According to him, if Nigeria could maximise its vast gas resources, just one million standard cubic feet of gas production could increase the country’s noodles industry by three, proving 1500 jobs in each of the factories.

However, he said despite the huge opportunities the country has in gas, more production, challenges such as “where and how to get gas” still looms in the minds of investors.

“Nigeria does not have enough gas industries that can take gas and turn it into power and be able to create jobs,” he said.

“If Nigeria can achieve so much with just one million standard cubic feet of gas, now imagine what the country can achieve by producing more and more gas”

“But Shell has been at the forefront of not only providing gas for exports but also for local use: cooking, manufacturing/production companies and for power generation”.

Nigeria has significant natural gas reserves, estimated at 192 Trillion Cubic Feet, TCF, and currently, ranks ninth in the world.

Despite this abundant reserve base, its utilisation in the domestic sector is said to be grossly inadequate as the country is yet to fully benefit from her natural gas endowment.

Nigeria‘s natural gas reserves rose by 4.067 trillion cubic feet (tcf) from 187.998tcf in 2014 to 192.065tcf in 2015, according to a report by the Nigerian National Petroleum Corporation, NNPC.

In its “2017 Benchmarking Exercise Report”, the firm said gas reserves in 2013 stood at 181.95 tcf, 182. 258tcf in 2012, 183.434tcf in 2011 and 182.817 tcf in 2010.

According to the report, the reserves include associated and non-associated gas, adding that the country remained one of the largest producers of natural gas.

Speaking further, Mr.
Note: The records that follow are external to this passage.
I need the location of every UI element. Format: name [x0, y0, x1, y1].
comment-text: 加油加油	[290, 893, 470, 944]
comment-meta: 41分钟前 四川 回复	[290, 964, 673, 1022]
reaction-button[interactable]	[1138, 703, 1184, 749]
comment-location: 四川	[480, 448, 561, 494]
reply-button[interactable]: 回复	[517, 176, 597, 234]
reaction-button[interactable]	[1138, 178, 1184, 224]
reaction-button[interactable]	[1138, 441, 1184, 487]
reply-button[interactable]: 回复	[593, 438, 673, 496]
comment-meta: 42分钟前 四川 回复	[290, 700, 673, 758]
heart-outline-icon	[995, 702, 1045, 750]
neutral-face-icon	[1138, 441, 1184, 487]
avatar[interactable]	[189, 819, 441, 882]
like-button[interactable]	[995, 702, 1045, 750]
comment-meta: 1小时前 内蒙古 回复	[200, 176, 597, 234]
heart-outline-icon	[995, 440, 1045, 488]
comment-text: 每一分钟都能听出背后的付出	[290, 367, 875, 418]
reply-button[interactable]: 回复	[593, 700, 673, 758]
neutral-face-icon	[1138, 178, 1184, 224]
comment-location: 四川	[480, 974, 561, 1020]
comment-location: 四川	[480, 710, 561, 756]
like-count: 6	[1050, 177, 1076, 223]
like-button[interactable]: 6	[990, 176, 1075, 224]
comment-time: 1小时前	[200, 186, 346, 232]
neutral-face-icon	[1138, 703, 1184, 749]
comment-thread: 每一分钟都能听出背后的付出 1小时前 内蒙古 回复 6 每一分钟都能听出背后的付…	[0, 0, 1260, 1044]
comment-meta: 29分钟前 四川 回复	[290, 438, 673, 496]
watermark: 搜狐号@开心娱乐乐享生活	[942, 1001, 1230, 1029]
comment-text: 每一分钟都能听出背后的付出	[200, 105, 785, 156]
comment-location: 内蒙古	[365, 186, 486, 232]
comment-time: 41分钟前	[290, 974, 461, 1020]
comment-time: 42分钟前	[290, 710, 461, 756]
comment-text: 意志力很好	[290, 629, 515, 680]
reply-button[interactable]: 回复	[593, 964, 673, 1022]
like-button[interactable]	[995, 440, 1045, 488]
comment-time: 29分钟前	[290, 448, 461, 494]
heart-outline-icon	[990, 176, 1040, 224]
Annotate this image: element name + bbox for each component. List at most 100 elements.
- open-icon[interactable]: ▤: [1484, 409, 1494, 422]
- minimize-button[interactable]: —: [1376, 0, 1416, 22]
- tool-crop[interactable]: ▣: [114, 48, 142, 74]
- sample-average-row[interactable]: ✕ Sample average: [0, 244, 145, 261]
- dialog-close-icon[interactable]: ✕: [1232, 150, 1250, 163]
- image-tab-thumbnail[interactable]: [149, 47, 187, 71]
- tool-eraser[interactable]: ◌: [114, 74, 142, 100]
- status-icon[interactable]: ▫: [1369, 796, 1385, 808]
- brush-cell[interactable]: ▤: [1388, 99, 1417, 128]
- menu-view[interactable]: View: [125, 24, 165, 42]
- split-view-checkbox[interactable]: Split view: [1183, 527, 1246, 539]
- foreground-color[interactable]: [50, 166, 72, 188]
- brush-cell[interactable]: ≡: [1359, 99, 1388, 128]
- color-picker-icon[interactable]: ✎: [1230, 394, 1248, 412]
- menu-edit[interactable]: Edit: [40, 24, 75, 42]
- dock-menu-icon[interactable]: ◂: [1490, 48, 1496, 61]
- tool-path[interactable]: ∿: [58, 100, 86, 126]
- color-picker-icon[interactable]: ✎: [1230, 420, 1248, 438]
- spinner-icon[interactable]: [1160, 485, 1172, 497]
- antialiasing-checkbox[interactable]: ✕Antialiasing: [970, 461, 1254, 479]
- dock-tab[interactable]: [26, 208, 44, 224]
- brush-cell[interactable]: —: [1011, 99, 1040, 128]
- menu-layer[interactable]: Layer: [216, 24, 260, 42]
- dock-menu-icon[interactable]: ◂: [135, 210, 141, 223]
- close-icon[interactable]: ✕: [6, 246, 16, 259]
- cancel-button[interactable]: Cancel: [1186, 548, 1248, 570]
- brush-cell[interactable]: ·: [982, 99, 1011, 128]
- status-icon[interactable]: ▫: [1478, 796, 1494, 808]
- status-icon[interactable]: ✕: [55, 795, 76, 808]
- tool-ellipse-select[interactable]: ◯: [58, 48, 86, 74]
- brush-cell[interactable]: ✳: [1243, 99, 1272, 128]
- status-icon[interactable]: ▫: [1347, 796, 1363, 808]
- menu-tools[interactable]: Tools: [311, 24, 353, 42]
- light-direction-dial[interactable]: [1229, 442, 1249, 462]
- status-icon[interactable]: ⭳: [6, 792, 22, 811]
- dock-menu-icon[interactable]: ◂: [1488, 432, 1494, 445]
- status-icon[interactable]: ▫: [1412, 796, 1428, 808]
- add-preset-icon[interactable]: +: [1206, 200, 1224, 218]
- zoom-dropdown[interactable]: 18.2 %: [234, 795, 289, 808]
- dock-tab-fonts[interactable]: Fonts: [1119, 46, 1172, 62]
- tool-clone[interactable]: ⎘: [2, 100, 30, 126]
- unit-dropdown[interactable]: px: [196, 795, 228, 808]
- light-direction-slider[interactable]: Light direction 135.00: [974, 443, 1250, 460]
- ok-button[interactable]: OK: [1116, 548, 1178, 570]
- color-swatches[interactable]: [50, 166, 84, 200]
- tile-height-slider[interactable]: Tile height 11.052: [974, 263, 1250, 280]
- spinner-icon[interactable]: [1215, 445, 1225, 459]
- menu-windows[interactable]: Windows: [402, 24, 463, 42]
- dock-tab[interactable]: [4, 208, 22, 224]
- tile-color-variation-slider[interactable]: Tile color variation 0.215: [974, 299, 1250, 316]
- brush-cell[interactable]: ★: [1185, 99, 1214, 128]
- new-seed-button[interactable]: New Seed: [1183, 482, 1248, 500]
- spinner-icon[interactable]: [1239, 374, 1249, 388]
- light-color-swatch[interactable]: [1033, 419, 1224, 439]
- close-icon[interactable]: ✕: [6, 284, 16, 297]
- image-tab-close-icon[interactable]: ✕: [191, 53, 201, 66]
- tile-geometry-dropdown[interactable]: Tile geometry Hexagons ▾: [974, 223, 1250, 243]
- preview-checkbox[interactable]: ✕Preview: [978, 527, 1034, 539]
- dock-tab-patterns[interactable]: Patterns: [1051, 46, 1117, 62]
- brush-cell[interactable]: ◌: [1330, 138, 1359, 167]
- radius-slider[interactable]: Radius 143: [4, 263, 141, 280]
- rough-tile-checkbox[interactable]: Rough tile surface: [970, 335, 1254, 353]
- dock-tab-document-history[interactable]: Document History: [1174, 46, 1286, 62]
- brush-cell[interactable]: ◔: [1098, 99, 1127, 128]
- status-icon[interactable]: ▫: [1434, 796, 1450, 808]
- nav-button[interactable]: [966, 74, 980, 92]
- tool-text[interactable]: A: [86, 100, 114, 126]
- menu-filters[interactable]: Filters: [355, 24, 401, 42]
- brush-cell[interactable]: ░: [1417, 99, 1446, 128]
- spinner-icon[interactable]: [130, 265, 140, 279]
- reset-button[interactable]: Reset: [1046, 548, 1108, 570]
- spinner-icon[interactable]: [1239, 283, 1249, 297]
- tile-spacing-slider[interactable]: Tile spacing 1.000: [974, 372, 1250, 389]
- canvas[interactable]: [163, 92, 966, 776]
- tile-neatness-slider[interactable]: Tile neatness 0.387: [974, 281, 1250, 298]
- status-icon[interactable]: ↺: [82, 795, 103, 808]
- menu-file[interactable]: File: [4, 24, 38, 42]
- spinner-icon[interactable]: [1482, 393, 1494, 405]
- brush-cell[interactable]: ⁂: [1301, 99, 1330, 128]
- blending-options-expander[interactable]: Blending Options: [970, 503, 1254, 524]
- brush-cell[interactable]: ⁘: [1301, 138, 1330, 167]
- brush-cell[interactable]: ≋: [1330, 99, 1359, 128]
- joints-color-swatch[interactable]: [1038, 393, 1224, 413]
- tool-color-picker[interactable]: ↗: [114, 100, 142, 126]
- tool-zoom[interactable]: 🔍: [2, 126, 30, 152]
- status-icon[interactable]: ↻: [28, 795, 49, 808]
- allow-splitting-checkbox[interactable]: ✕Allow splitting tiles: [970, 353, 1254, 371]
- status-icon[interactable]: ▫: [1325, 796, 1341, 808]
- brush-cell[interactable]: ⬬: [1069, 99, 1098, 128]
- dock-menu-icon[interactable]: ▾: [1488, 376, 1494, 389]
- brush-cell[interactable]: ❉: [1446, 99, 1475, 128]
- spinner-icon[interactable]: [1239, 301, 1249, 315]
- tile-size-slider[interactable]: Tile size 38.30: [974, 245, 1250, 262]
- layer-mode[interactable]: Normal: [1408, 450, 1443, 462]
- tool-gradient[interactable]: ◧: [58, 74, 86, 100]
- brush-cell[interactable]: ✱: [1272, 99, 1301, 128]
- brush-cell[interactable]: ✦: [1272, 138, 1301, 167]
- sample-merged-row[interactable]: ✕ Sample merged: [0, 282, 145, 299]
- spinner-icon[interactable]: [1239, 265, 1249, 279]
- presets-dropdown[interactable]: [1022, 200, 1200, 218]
Ubong said another major problem facing the few gas producers in the country is how to get their money from domestic offtakers.

“Yes, we have been providing gas for Nigeria for as long as we have existed in the country but the challenges still remains that we don’t get all our money from those we supply. This is business, and gas producers deserve to get paid,” he said.

“Whenever we supply gas to the power sector, they complain of inadequate funds and income to pay us, and without gas to power, the country cannot attain full industrialisation,” he noted.

According to him, between 2021-2030, the Nigerian industrial sector would still not be able to afford just 500 thousand standard cubic feet of gas.

“Due to many industries in Ogun state, they can take 400. Lagos can take 500 but, look at Aba’s many industries. That town has been in existence and producing from time immemorial but, none of those industries use gas.”

He revealed that over 60 percent of gas produced in Nigeria is by indigenous companies and not the international companies as is being speculated.

“I want industries to spring up particularly in the north so that it can increase local use of gas. If industries can spring up there, the job will now be left for pipeline operators to channel trunks to transport gas there for sale.”

He then cleared the air that despite the huge debts the company is being owed by offtakers, the company has not stopped providing gas for the Nigerian industries.